In Google Ads, navigate to Tools → Measurement → Conversions. Open each active conversion and check the Tag Details tab. Look for "Consent Mode signal coverage." Coverage below 60-70% for Polish-market campaigns signals a configuration issue.

Consent Mode Modelling for High-Refusal Markets

In markets with high cookie refusal rates like Poland, Consent Mode Modelling becomes more important - but also more dependent on correct signal configuration.

Modelling works by estimating conversions from non-consenting users based on patterns from consenting users. It requires:

  • 700+ consented conversions per week
  • ad_storage to correctly fire denied (not absent)

Without denied signals, Google cannot estimate the non-consenting population. Correct signal configuration is therefore more critical in Poland than in lower-refusal markets.

Fixing Common Issues

CMP plugin for WordPress or Joomla: Update the plugin. Verify "Advertising" category is mapped to ad_storage in GTM integration settings.

Manual Consent Mode implementation in GTM: Check gtag('consent', 'update', {...}) calls. Consent update must fire before conversion tags.

Custom CMP: Ask vendor to confirm compatibility with June 15 Google requirements in writing.

Related reading

For context on how Google's recent May 2026 Core Update affected Polish market search rankings, see the analysis of who recovered after the May 2026 Core Update in Poland.

FAQ

Q: Does the June 15 change affect advertisers based outside Poland but targeting Polish users? A: Yes. Consent Mode requirements apply based on the location of your users, not your company.
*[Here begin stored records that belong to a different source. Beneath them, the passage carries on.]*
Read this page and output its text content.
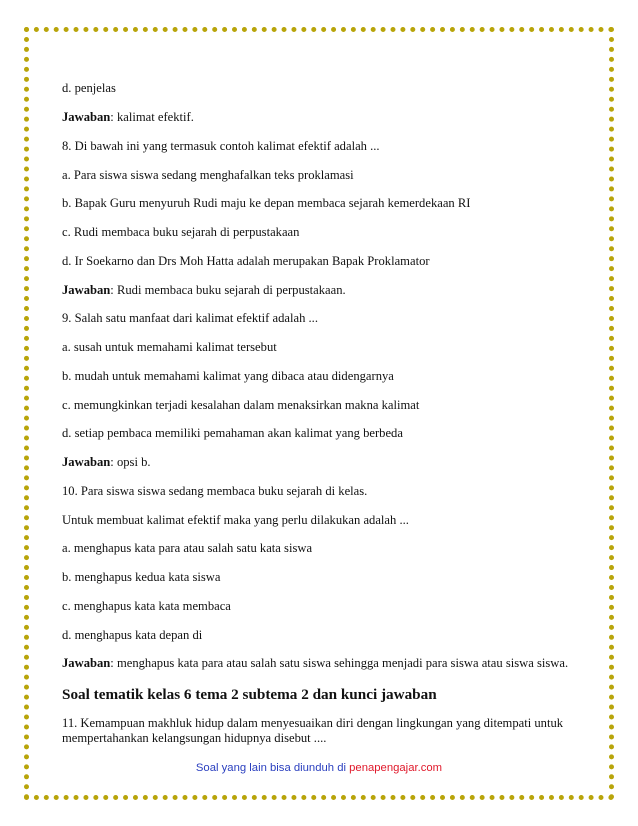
d. penjelas
Jawaban: kalimat efektif.
8. Di bawah ini yang termasuk contoh kalimat efektif adalah ...
a. Para siswa siswa sedang menghafalkan teks proklamasi
b. Bapak Guru menyuruh Rudi maju ke depan membaca sejarah kemerdekaan RI
c. Rudi membaca buku sejarah di perpustakaan
d. Ir Soekarno dan Drs Moh Hatta adalah merupakan Bapak Proklamator
Jawaban: Rudi membaca buku sejarah di perpustakaan.
9. Salah satu manfaat dari kalimat efektif adalah ...
a. susah untuk memahami kalimat tersebut
b. mudah untuk memahami kalimat yang dibaca atau didengarnya
c. memungkinkan terjadi kesalahan dalam menaksirkan makna kalimat
d. setiap pembaca memiliki pemahaman akan kalimat yang berbeda
Jawaban: opsi b.
10. Para siswa siswa sedang membaca buku sejarah di kelas.
Untuk membuat kalimat efektif maka yang perlu dilakukan adalah ...
a. menghapus kata para atau salah satu kata siswa
b. menghapus kedua kata siswa
c. menghapus kata kata membaca
d. menghapus kata depan di
Jawaban: menghapus kata para atau salah satu siswa sehingga menjadi para siswa atau siswa siswa.
Soal tematik kelas 6 tema 2 subtema 2 dan kunci jawaban
11. Kemampuan makhluk hidup dalam menyesuaikan diri dengan lingkungan yang ditempati untuk mempertahankan kelangsungan hidupnya disebut ....
Soal yang lain bisa diunduh di penapengajar.com
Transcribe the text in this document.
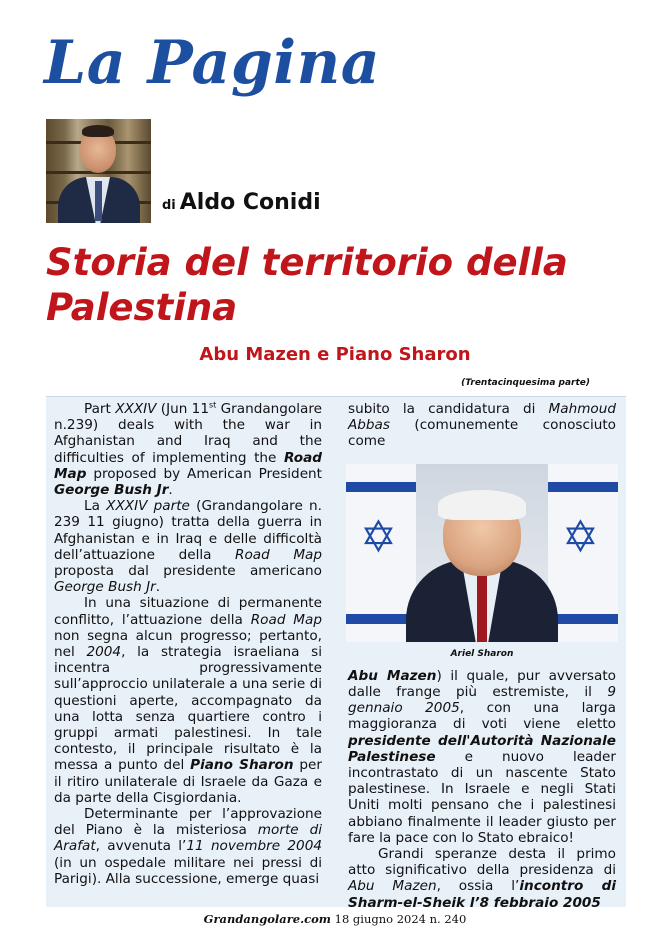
La Pagina
di Aldo Conidi
Storia del territorio della Palestina
Abu Mazen e Piano Sharon
(Trentacinquesima parte)

Part XXXIV (Jun 11st Grandangolare n.239) deals with the war in Afghanistan and Iraq and the difficulties of implementing the Road Map proposed by American President George Bush Jr.

La XXXIV parte (Grandangolare n. 239 11 giugno) tratta della guerra in Afghanistan e in Iraq e delle difficoltà dell’attuazione della Road Map proposta dal presidente americano George Bush Jr.

In una situazione di permanente conflitto, l’attuazione della Road Map non segna alcun progresso; pertanto, nel 2004, la strategia israeliana si incentra progressivamente sull’approccio unilaterale a una serie di questioni aperte, accompagnato da una lotta senza quartiere contro i gruppi armati palestinesi. In tale contesto, il principale risultato è la messa a punto del Piano Sharon per il ritiro unilaterale di Israele da Gaza e da parte della Cisgiordania.

Determinante per l’approvazione del Piano è la misteriosa morte di Arafat, avvenuta l’11 novembre 2004 (in un ospedale militare nei pressi di Parigi). Alla successione, emerge quasi

subito la candidatura di Mahmoud Abbas (comunemente conosciuto come

✡	✡
Ariel Sharon

Abu Mazen) il quale, pur avversato dalle frange più estremiste, il 9 gennaio 2005, con una larga maggioranza di voti viene eletto presidente dell'Autorità Nazionale Palestinese e nuovo leader incontrastato di un nascente Stato palestinese. In Israele e negli Stati Uniti molti pensano che i palestinesi abbiano finalmente il leader giusto per fare la pace con lo Stato ebraico!

Grandi speranze desta il primo atto significativo della presidenza di Abu Mazen, ossia l’incontro di Sharm-el-Sheik l’8 febbraio 2005

Grandangolare.com 18 giugno 2024 n. 240
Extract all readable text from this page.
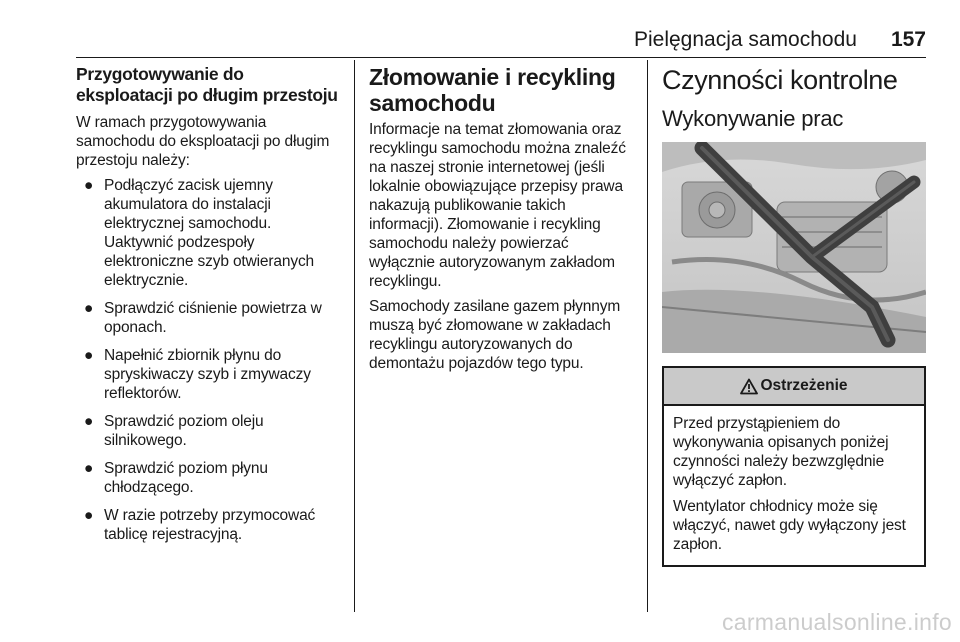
Pielęgnacja samochodu 157
Przygotowywanie do eksploatacji po długim przestoju

W ramach przygotowywania samochodu do eksploatacji po długim przestoju należy:

● Podłączyć zacisk ujemny akumulatora do instalacji elektrycznej samochodu. Uaktywnić podzespoły elektroniczne szyb otwieranych elektrycznie.
● Sprawdzić ciśnienie powietrza w oponach.
● Napełnić zbiornik płynu do spryskiwaczy szyb i zmywaczy reflektorów.
● Sprawdzić poziom oleju silnikowego.
● Sprawdzić poziom płynu chłodzącego.
● W razie potrzeby przymocować tablicę rejestracyjną.
Złomowanie i recykling samochodu

Informacje na temat złomowania oraz recyklingu samochodu można znaleźć na naszej stronie internetowej (jeśli lokalnie obowiązujące przepisy prawa nakazują publikowanie takich informacji). Złomowanie i recykling samochodu należy powierzać wyłącznie autoryzowanym zakładom recyklingu.

Samochody zasilane gazem płynnym muszą być złomowane w zakładach recyklingu autoryzowanych do demontażu pojazdów tego typu.

Czynności kontrolne
Wykonywanie prac
Ostrzeżenie

Przed przystąpieniem do wykonywania opisanych poniżej czynności należy bezwzględnie wyłączyć zapłon.

Wentylator chłodnicy może się włączyć, nawet gdy wyłączony jest zapłon.

carmanualsonline.info
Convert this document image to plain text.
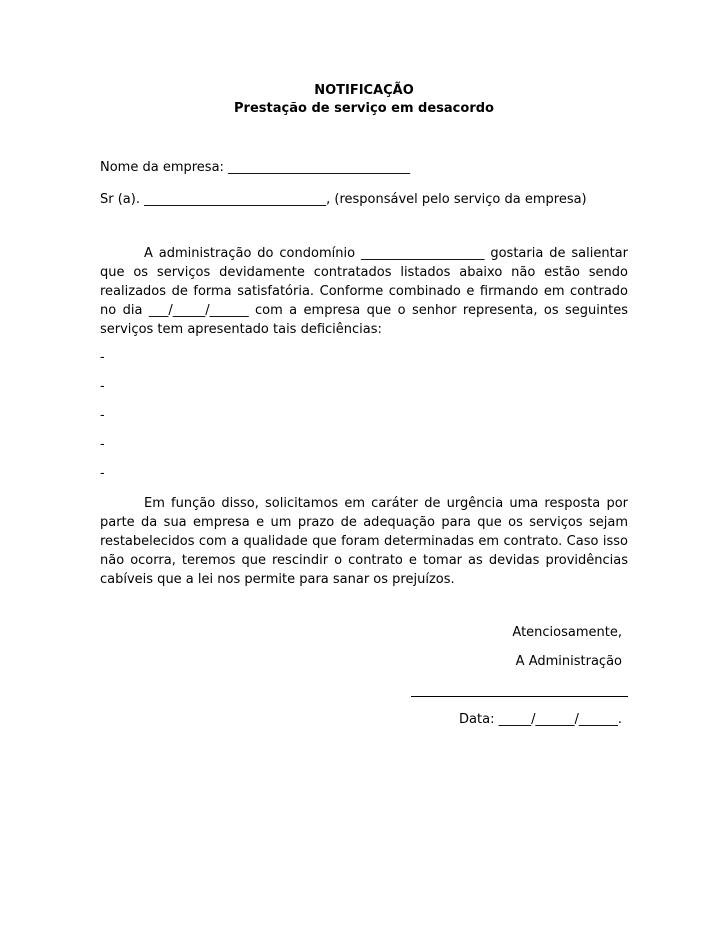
NOTIFICAÇÃO
Prestação de serviço em desacordo
Nome da empresa: ____________________________
Sr (a). ____________________________, (responsável pelo serviço da empresa)

A administração do condomínio ___________________ gostaria de salientar que os serviços devidamente contratados listados abaixo não estão sendo realizados de forma satisfatória. Conforme combinado e firmando em contrado no dia ___/_____/______ com a empresa que o senhor representa, os seguintes serviços tem apresentado tais deficiências:

-
-
-
-
-

Em função disso, solicitamos em caráter de urgência uma resposta por parte da sua empresa e um prazo de adequação para que os serviços sejam restabelecidos com a qualidade que foram determinadas em contrato. Caso isso não ocorra, teremos que rescindir o contrato e tomar as devidas providências cabíveis que a lei nos permite para sanar os prejuízos.

Atenciosamente,
A Administração
Data: _____/______/______.
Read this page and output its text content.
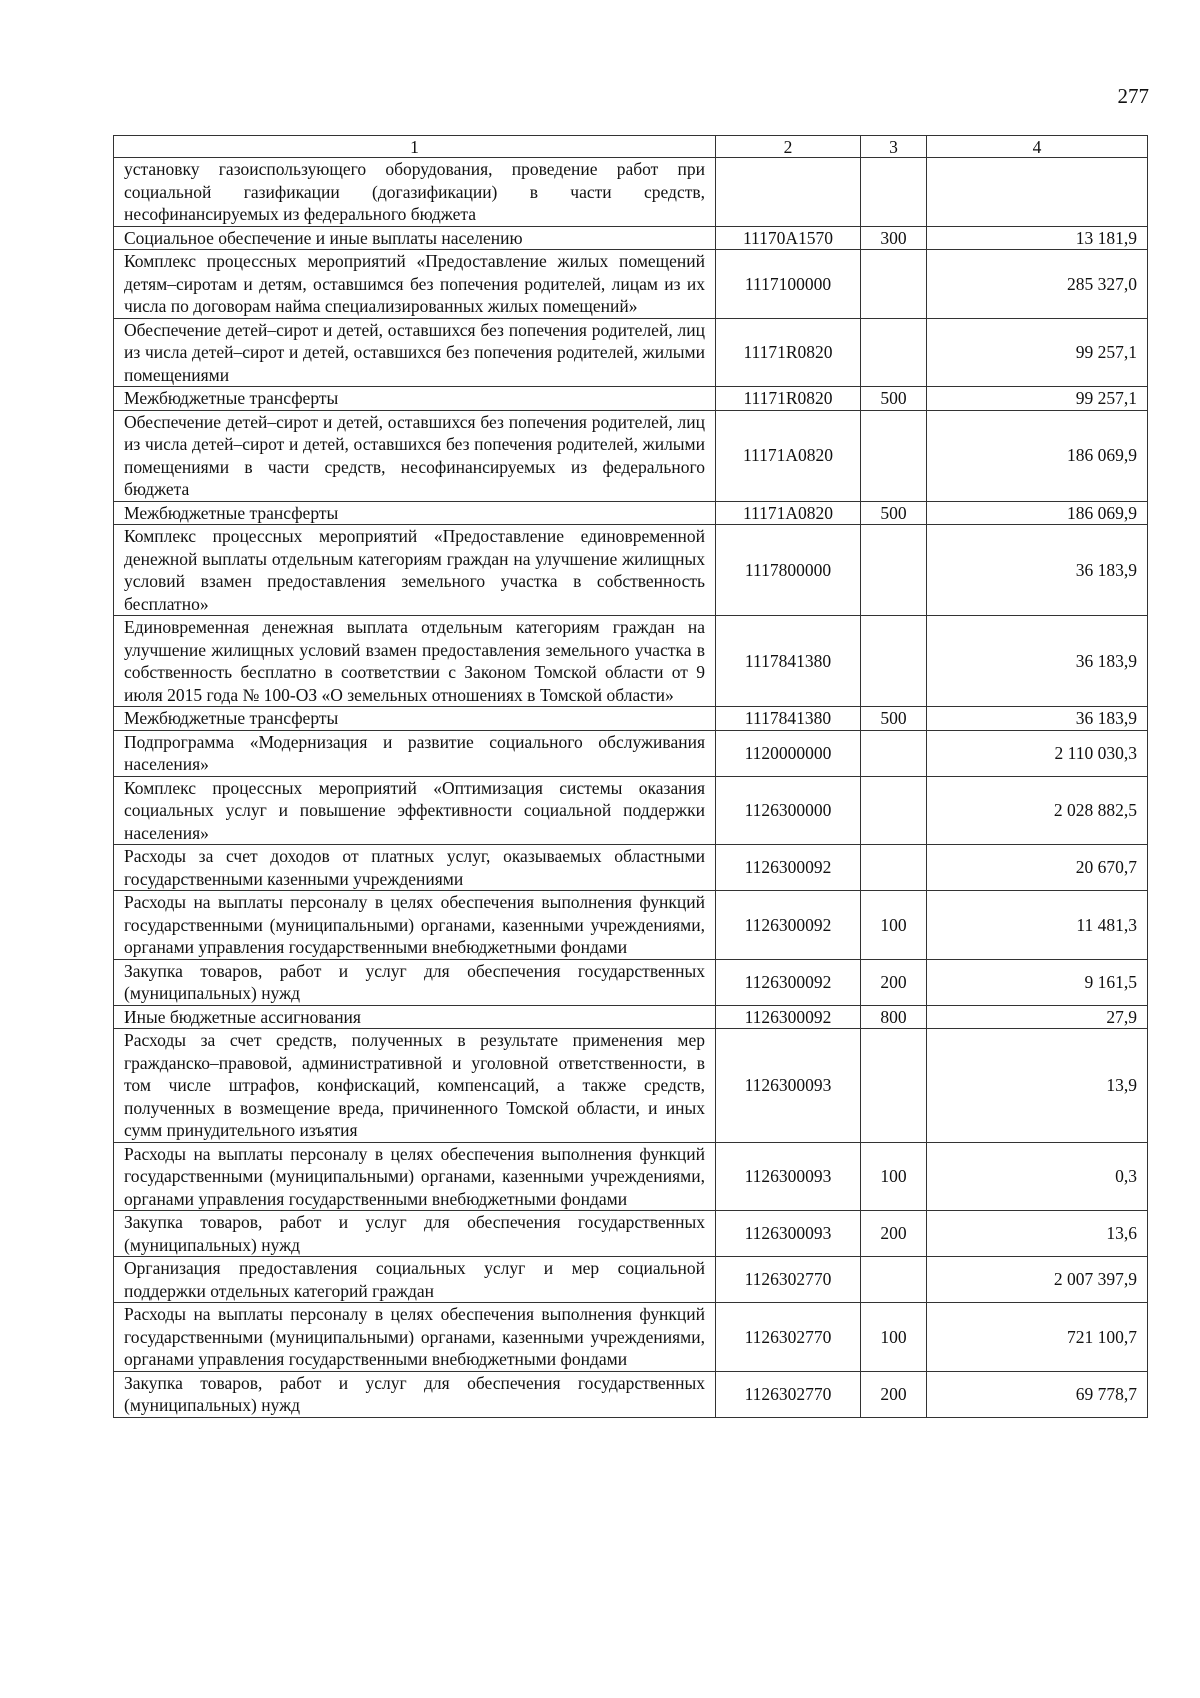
277
1	2	3	4
установку газоиспользующего оборудования, проведение работ при социальной газификации (догазификации) в части средств, несофинансируемых из федерального бюджета			
Социальное обеспечение и иные выплаты населению	11170А1570	300	13 181,9
Комплекс процессных мероприятий «Предоставление жилых помещений детям–сиротам и детям, оставшимся без попечения родителей, лицам из их числа по договорам найма специализированных жилых помещений»	1117100000		285 327,0
Обеспечение детей–сирот и детей, оставшихся без попечения родителей, лиц из числа детей–сирот и детей, оставшихся без попечения родителей, жилыми помещениями	11171R0820		99 257,1
Межбюджетные трансферты	11171R0820	500	99 257,1
Обеспечение детей–сирот и детей, оставшихся без попечения родителей, лиц из числа детей–сирот и детей, оставшихся без попечения родителей, жилыми помещениями в части средств, несофинансируемых из федерального бюджета	11171А0820		186 069,9
Межбюджетные трансферты	11171А0820	500	186 069,9
Комплекс процессных мероприятий «Предоставление единовременной денежной выплаты отдельным категориям граждан на улучшение жилищных условий взамен предоставления земельного участка в собственность бесплатно»	1117800000		36 183,9
Единовременная денежная выплата отдельным категориям граждан на улучшение жилищных условий взамен предоставления земельного участка в собственность бесплатно в соответствии с Законом Томской области от 9 июля 2015 года № 100-ОЗ «О земельных отношениях в Томской области»	1117841380		36 183,9
Межбюджетные трансферты	1117841380	500	36 183,9
Подпрограмма «Модернизация и развитие социального обслуживания населения»	1120000000		2 110 030,3
Комплекс процессных мероприятий «Оптимизация системы оказания социальных услуг и повышение эффективности социальной поддержки населения»	1126300000		2 028 882,5
Расходы за счет доходов от платных услуг, оказываемых областными государственными казенными учреждениями	1126300092		20 670,7
Расходы на выплаты персоналу в целях обеспечения выполнения функций государственными (муниципальными) органами, казенными учреждениями, органами управления государственными внебюджетными фондами	1126300092	100	11 481,3
Закупка товаров, работ и услуг для обеспечения государственных (муниципальных) нужд	1126300092	200	9 161,5
Иные бюджетные ассигнования	1126300092	800	27,9
Расходы за счет средств, полученных в результате применения мер гражданско–правовой, административной и уголовной ответственности, в том числе штрафов, конфискаций, компенсаций, а также средств, полученных в возмещение вреда, причиненного Томской области, и иных сумм принудительного изъятия	1126300093		13,9
Расходы на выплаты персоналу в целях обеспечения выполнения функций государственными (муниципальными) органами, казенными учреждениями, органами управления государственными внебюджетными фондами	1126300093	100	0,3
Закупка товаров, работ и услуг для обеспечения государственных (муниципальных) нужд	1126300093	200	13,6
Организация предоставления социальных услуг и мер социальной поддержки отдельных категорий граждан	1126302770		2 007 397,9
Расходы на выплаты персоналу в целях обеспечения выполнения функций государственными (муниципальными) органами, казенными учреждениями, органами управления государственными внебюджетными фондами	1126302770	100	721 100,7
Закупка товаров, работ и услуг для обеспечения государственных (муниципальных) нужд	1126302770	200	69 778,7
Any advertiser targeting users in Poland (an EU country) must comply with GDPR-based consent requirements and the June 15 signal change.

Q: Polish users frequently decline cookies. Should I invest in Consent Mode Modelling? A: Consent Mode Modelling is already active for all Consent Mode v2 implementations - you don't choose to invest in it separately. The question is whether your ad_storage signal is configured correctly, which is the input modelling needs to function. Without the correct signal, modelling cannot compensate for the data gap.

Q: We run a small e-commerce store in Poland with under 500 conversions per week. Is this relevant? A: Yes. Even at lower conversion volumes, misconfigured ad_storage means conversion data from non-consenting users doesn't reach Google Ads. For smaller accounts, each lost conversion data point has proportionally more impact on smart bidding performance.

Q: Can I avoid needing Consent Mode by running only non-personalised ads? A: Running non-personalised ads (NPA) removes the personalisation requirement but not the conversion tracking requirement. You still need ad_storage to be properly configured for conversion tracking to work.

Q: Is there a Polish-language guide from Google about these changes? A: Google's official support documentation is available in Polish at support.google.com/google-ads in the Consent Mode section. The June 15 changes apply uniformly across all Google Ads accounts - there is no Polish-specific exception.